Das sonst übliche Stimmengewirr der Messe hat Tobias Rüther auch in diesem Jahr erlebt - vom Schreibtisch aus: "Und auf dem Rechner sind so viele Seiten gleichzeitig offen, mit so vielen parallelen Übertragungen von Interviews und Diskussionen der virtuellen Frankfurter Buchmesse 2020, dass plötzlich alle durcheinanderreden", schreibt Rüther in der FRANKFURTER ALLGEMEINEN SONNTAGSZEITUNG. "Man muss dann aber einfach nur den Browser schließen, und es ist wieder still."

Don DeLillo will nicht über Trump sprechen

"Die Stille" heißt Don DeLillos neuer Roman über einen Stromausfall in New York. Ijoma Mangold hat den US-amerikanischen Autor dazu per Telefon für DIE ZEIT interviewt. Herausgekommen ist allerdings ein tragikomisches Gespräch.
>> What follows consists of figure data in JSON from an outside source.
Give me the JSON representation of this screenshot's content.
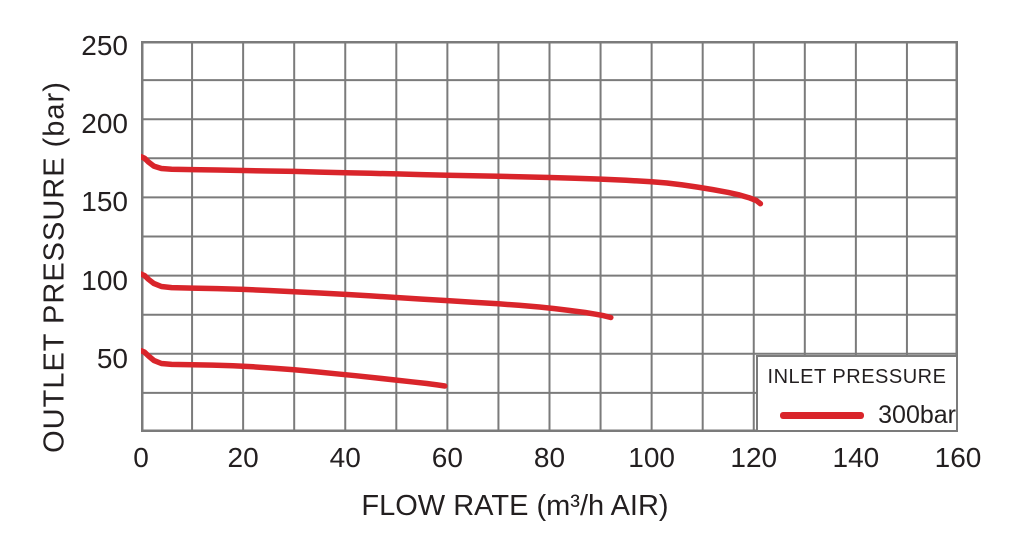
{
  "chart_data": {
    "type": "line",
    "title": "",
    "xlabel": "FLOW RATE (m³/h AIR)",
    "ylabel": "OUTLET PRESSURE (bar)",
    "xlim": [
      0,
      160
    ],
    "ylim": [
      0,
      250
    ],
    "x_ticks": [
      0,
      20,
      40,
      60,
      80,
      100,
      120,
      140,
      160
    ],
    "y_ticks": [
      50,
      100,
      150,
      200,
      250
    ],
    "x_minor_step": 10,
    "y_minor_step": 25,
    "grid": true,
    "legend": {
      "title": "INLET PRESSURE",
      "position": "bottom-right",
      "entries": [
        {
          "label": "300bar",
          "color": "#d9252b"
        }
      ]
    },
    "series": [
      {
        "label": "300bar",
        "color": "#d9252b",
        "curves": [
          [
            [
              0,
              176
            ],
            [
              0.7,
              175
            ],
            [
              1.5,
              172.5
            ],
            [
              2.5,
              170
            ],
            [
              4,
              168.5
            ],
            [
              6,
              168
            ],
            [
              10,
              167.8
            ],
            [
              15,
              167.5
            ],
            [
              20,
              167.2
            ],
            [
              25,
              166.9
            ],
            [
              30,
              166.6
            ],
            [
              35,
              166.2
            ],
            [
              40,
              165.8
            ],
            [
              45,
              165.4
            ],
            [
              50,
              165
            ],
            [
              55,
              164.6
            ],
            [
              60,
              164.2
            ],
            [
              65,
              163.8
            ],
            [
              70,
              163.5
            ],
            [
              75,
              163.1
            ],
            [
              80,
              162.7
            ],
            [
              85,
              162.2
            ],
            [
              90,
              161.7
            ],
            [
              95,
              161
            ],
            [
              100,
              160
            ],
            [
              103,
              159.2
            ],
            [
              106,
              158
            ],
            [
              109,
              156.6
            ],
            [
              112,
              155
            ],
            [
              115,
              153.2
            ],
            [
              117,
              151.7
            ],
            [
              119,
              149.9
            ],
            [
              120.5,
              148
            ],
            [
              121.3,
              146
            ]
          ],
          [
            [
              0,
              101
            ],
            [
              0.7,
              100
            ],
            [
              1.5,
              97.5
            ],
            [
              2.5,
              95
            ],
            [
              4,
              93
            ],
            [
              6,
              92.3
            ],
            [
              10,
              92
            ],
            [
              15,
              91.7
            ],
            [
              20,
              91.2
            ],
            [
              25,
              90.5
            ],
            [
              30,
              89.7
            ],
            [
              35,
              88.9
            ],
            [
              40,
              88
            ],
            [
              45,
              87
            ],
            [
              50,
              86
            ],
            [
              55,
              85
            ],
            [
              60,
              84
            ],
            [
              65,
              83
            ],
            [
              70,
              82
            ],
            [
              74,
              81
            ],
            [
              78,
              79.9
            ],
            [
              81,
              78.9
            ],
            [
              84,
              77.7
            ],
            [
              87,
              76.4
            ],
            [
              89,
              75.3
            ],
            [
              90.5,
              74.4
            ],
            [
              92,
              73.2
            ]
          ],
          [
            [
              0,
              52
            ],
            [
              0.7,
              51
            ],
            [
              1.5,
              48.5
            ],
            [
              2.5,
              45.8
            ],
            [
              4,
              43.8
            ],
            [
              6,
              43.2
            ],
            [
              10,
              43
            ],
            [
              14,
              42.8
            ],
            [
              18,
              42.3
            ],
            [
              22,
              41.7
            ],
            [
              26,
              40.8
            ],
            [
              30,
              39.8
            ],
            [
              34,
              38.6
            ],
            [
              38,
              37.3
            ],
            [
              42,
              36
            ],
            [
              46,
              34.6
            ],
            [
              50,
              33.2
            ],
            [
              53,
              32.1
            ],
            [
              56,
              31
            ],
            [
              58,
              30.1
            ],
            [
              59.5,
              29.4
            ]
          ]
        ]
      }
    ]
  },
  "colors": {
    "background": "#ffffff",
    "grid": "#7b7b7b",
    "curve": "#d9252b",
    "text": "#231f20"
  }
}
Erst behauptete DeLillo, in seinem Roman komme das Wort "Corona" gar nicht vor, Mangold müsse eine alte Fassung haben. Dann versuchte der Journalist verzweifelt, etwas Interessantes aus dem 83-jährigen Autor herauszuholen:
"Wenn man die Vereinigten Staaten durch Ihren Roman anschaut, fragt man sich natürlich, welche Rolle Trump darin spielt", bemerkte Mangold. "Darüber möchte ich lieber nicht reden", entgegnete DeLillo. Mangold wendete sich da an den Leser: "'Die Stille', schreibt der Verlag, sei 'der Roman der Stunde'. Wenn man mit dem Autor des Romans der Stunde spricht, muss man doch irgendwie auf die politische Großwetterlage zu sprechen kommen..."

Angst vor den US-Präsidentschaftswahlen

DeLillos Kollege Richard Ford hat kein Problem damit, über Donald Trump zu sprechen. In der FRANKFURTER ALLGEMEINEN fragte er sich, ob Trump ein "Präfaschist" oder "ein böses Kind" sei, und gestand, mit Blick auf die anstehenden Präsidentschaftswahlen, "Angst" zu haben:
"Viele von uns glauben, jetzt stünde der Autoritarismus vor den Toren unserer ziemlich verletzlichen amerikanischen Demokratie, die sich dehnen und biegen kann, aber in ihrer Geschmeidigkeit (was ja sonst eine Qualität ist) kann es auch passieren, dass sie die ungebetene Bestie hereinbittet."
Nach all dem Mangel zum Schluss noch richtiges Können: Die Deutschen seien berühmt für ihre "Lüftkompetenz", behauptete der Satiriker Hans Zippert in der WELT. "Vor allem zwei Techniken muss man hierzulande beherrschen, das Stoßlüften und das Querlüften. Ob Querdenker eher zum Querlüften neigen oder das Lüften generell ablehnen, weiß man noch nicht. Lüften ist das neue Impfen." Und, wollte man ergänzen, das neue Händewaschen.